In the above video, Yang spoke with Chris Van Vliet about WWE exploiting their wrestlers by classifying them as independent contractors, yet still trying to control everything they do outside of a WWE ring:
“It infuriated me because I know that the WWE has been trying to play it both ways for years. They’re saying on one hand, ‘Can’t do anything without our say so, we own you. But you’re an independent contractor, and we have nothing to do with your health, retirement, any of the benefits you’d get that would accrue to an employee.’
So to me, you have to make a choice at some point.
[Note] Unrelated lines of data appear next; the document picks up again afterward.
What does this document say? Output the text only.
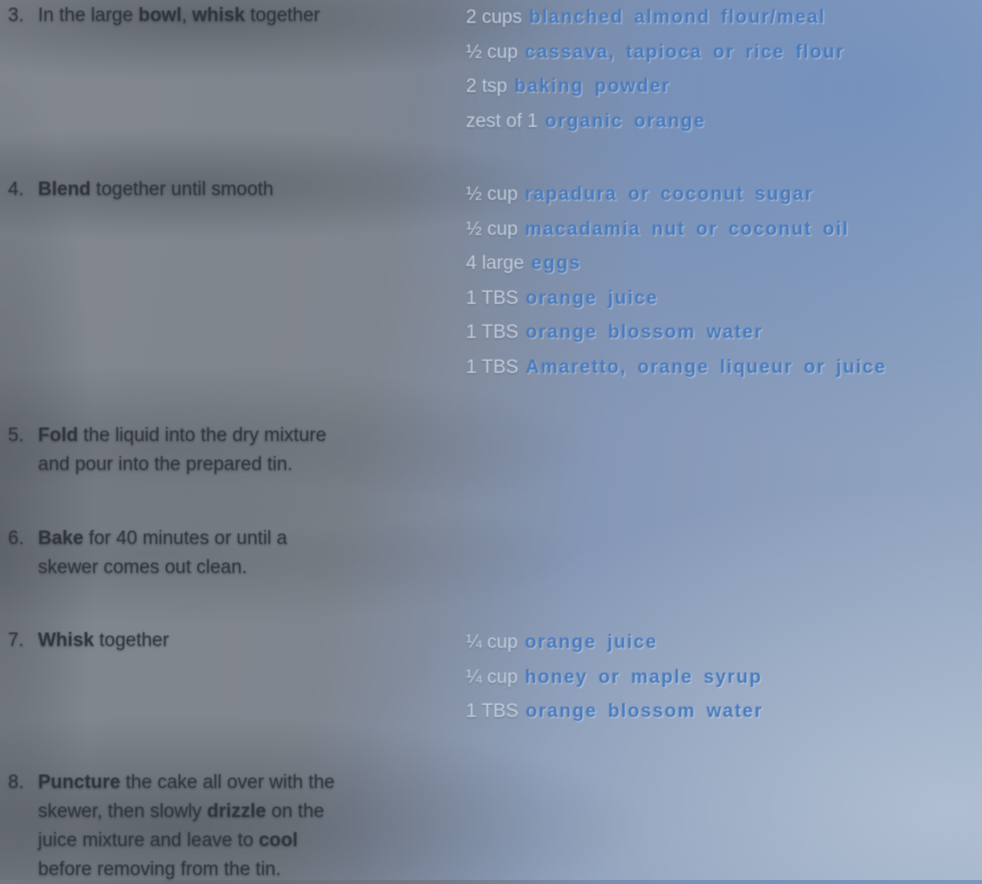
3. In the large bowl, whisk together	2 cups blanched almond flour/meal
½ cup cassava, tapioca or rice flour
2 tsp baking powder
zest of 1 organic orange
4. Blend together until smooth	½ cup rapadura or coconut sugar
½ cup macadamia nut or coconut oil
4 large eggs
1 TBS orange juice
1 TBS orange blossom water
1 TBS Amaretto, orange liqueur or juice
5. Fold the liquid into the dry mixture
and pour into the prepared tin.
6. Bake for 40 minutes or until a
skewer comes out clean.
7. Whisk together	¼ cup orange juice
¼ cup honey or maple syrup
1 TBS orange blossom water
8. Puncture the cake all over with the
skewer, then slowly drizzle on the
juice mixture and leave to cool
before removing from the tin.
If you’re gonna control all these aspects of a wrestler or performer’s waking life, then you should take some responsibility too for that person, bigger picture...They’re putting their lives on the line, or their health on the line, their family life on the line, all the time. They made Vince a billionaire, and then the fact that he’s still being so heavy-handed about their ability to make a simple buck on Cameo just struck me as so absurd, and ridiculous, and wrong...It’s past time that someone calls Vince out for this, particularly because if Joe [Biden] and Kamala [Harris] win, I may be in position to do something about it.”
Yang also isn’t here for WWE’s claim that they are managing their intellectual property the same way that Disney or Warner Bros. does:
“Disney doesn’t own Emma Watson. It’s not like Emma Watson shows up some place and Disney’s like, ‘Can’t sign those autographs.’ If they want to compare themselves, they should really rethink their values. In large part because, if you do look at someone like Emma Watson or Disney or Warner, guess what, they’re members of the Screen Actors Guild and they have tons of benefits. If you want to go that direction, Vince, then you’d have to completely change how you treat your workers...If you want to control their name and likeness, guess what, then they should be part of a union or professional association, they should have benefits up to their eyeballs, and then you can have a conversation with them about some of their activities.”
Finally, Yang calls out WWE for their greed:
“You can tell it has nothing to do with the bottom line anymore, because the McMahons have made so much money. They have enough money where they’re like investing in these football leagues and whatnot. The XFL failed again. So if you’re a wrestler breaking your back, and then the WWE is like, ‘Oh we can’t afford you, you’re fired.’ It’s like, ‘Well, you probably could’ve afforded me if you could afford to lose tens of millions on that debacle.’ The affordability argument does not apply to the WWE in a way that it applies to every other firm.”
“The company is worth $3.3 billion. If your company is worth $3.3 billion and you’re mistreating workers, I mean that’s just shameful. Really it’s shameful. There was a point in the distant past where you could have made a legitimate argument based upon cost, but now you can’t. Now it’s just plain fucking greed. We can all see it. Fans know. It’s one reason why a lot of people want there to be fair treatment of wrestlers and genuine competition in the market.”
What do you think of Yang’s arguments? Do you think he actually has a chance to elevate this conversation into the national spotlight at some point down the line?